Program of the Software Integration Platform

Virtual environments (VEs) provide an ideal basis for a Software Integration Platform for “Multi-Modal Computing and Interaction”. On one hand, VEs are multimodal by design and many of the research results from the cluster naturally integrate into the platform; hence, building such a VE is intrinsically a large-scale integration effort. On the other hand, the VE platform provides the basis for performing new research in multimodal technology, e.g. for virtual experiments with repeatable and controllable multimodal input. While we have already integrated other modalities, the VE demonstrator still has its main strength in graphics. We are expanding its support for other modalities including speech, text, and gesture, among others, to support more and better cross-modality research. We will specifically address the issues of multimodal user input as well as distributed VEs needed for multimodal communication and collaboration.

A key feature is a tighter integration of semantics technology (RA 5, Knowledge Management) into our software platform. Making (probabilistic) semantic information and reasoning a core capability of our platform will support new research activities and allow us to more tightly link the different modalities and their processing chains. For example, common sense knowledge (addressed in RA5) can provide prior information about objects (e.g. size, typical appearance, etc.) to improve 3D scene analysis and understanding. Semantic annotations and reasoning about a partially recognized 3D scene can provide cues about the probability of finding certain other types of objects.

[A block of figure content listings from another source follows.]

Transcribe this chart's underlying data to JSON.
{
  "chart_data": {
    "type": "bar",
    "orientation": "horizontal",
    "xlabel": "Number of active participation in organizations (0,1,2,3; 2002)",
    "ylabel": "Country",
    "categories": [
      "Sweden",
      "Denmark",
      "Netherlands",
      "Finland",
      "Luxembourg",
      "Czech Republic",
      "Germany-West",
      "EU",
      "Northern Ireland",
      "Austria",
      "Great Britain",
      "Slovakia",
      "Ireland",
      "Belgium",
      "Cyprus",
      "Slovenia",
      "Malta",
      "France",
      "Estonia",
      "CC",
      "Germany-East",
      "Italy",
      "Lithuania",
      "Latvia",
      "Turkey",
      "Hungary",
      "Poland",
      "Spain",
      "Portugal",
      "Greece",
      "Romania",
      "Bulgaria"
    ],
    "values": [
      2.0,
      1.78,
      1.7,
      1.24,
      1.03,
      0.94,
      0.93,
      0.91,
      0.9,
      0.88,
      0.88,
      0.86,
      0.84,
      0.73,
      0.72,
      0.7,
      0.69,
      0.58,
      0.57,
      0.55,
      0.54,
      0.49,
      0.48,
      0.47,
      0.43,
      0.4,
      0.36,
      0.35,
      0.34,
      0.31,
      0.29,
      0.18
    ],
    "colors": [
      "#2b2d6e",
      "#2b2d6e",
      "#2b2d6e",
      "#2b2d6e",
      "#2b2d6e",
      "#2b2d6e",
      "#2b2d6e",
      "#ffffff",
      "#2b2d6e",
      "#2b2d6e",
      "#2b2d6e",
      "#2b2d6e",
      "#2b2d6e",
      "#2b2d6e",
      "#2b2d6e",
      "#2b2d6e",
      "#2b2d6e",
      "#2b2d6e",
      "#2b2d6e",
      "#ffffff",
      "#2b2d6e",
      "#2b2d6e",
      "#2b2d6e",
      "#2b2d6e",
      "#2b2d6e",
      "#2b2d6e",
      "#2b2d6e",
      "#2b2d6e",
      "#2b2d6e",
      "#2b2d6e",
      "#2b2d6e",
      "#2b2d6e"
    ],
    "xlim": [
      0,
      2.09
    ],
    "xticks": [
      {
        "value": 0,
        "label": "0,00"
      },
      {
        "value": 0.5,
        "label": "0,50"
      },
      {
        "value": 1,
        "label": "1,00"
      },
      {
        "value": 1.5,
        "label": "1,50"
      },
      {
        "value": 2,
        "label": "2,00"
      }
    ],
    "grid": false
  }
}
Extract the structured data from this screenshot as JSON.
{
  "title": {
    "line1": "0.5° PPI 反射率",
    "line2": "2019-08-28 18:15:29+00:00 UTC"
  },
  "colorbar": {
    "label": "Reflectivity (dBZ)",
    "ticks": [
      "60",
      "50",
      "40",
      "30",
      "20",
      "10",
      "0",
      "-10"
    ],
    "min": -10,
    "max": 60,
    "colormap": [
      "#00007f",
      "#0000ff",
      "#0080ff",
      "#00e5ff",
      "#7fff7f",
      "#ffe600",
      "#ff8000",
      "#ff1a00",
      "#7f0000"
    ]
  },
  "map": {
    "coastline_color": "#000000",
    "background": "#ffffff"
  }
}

Virtual characters can use semantic annotations to intelligently navigate and plan their actions in 3D scenes. We can use semantic information about types of 3D scenes (e.g. cars in cities versus cars on highways) to automatically generate prototypical 3D scenarios, which in turn can be propagated to realistically rendered images that provide labeled data for training image analysis algorithms. Semantic information thus provides the means to close the loop from image analysis to higher-level models, to simulation within and about those models, to image synthesis, and back to analysis. Of course, the same applies to other modalities as well, whether we want to generate speech for a virtual character related to its 3D environment, analyze the gestures of humans related to its speech, monitor the user’s eye gaze as important meta-information about his or her actions and perception of a 3D environment, or intelligently adapt the user interface based on the semantics of the objects we operate on. The SIP manages the software engineering efforts required to integrate the code from the research areas into a consistent, stable, and portable software basis. This includes creating suitable building blocks for multimodal computing as well as a large toolbox of multimodal interaction tools. The SIP is focused on supporting our demonstrators, but should also support the research work in the RAs. Moreover, the SIP and the demonstrators built upon it are instrumental for technology transfer to industry and for collaborations with other research groups.

The SIP is built in close collaboration with the DFKI group on “Agents and Simulated Reality” (Prof. Ph. Slusallek), which has significant experience in similar software platforms and was responsible for the VE demonstrator in the first phase. The SIP is based on Web technology and thus facilitates direct dissemination of our research results through multimodal and interactive presentations across the Internet. Additional stand-alone versions of tools will also be created. Most of the SIP software will be made available with open source licensing.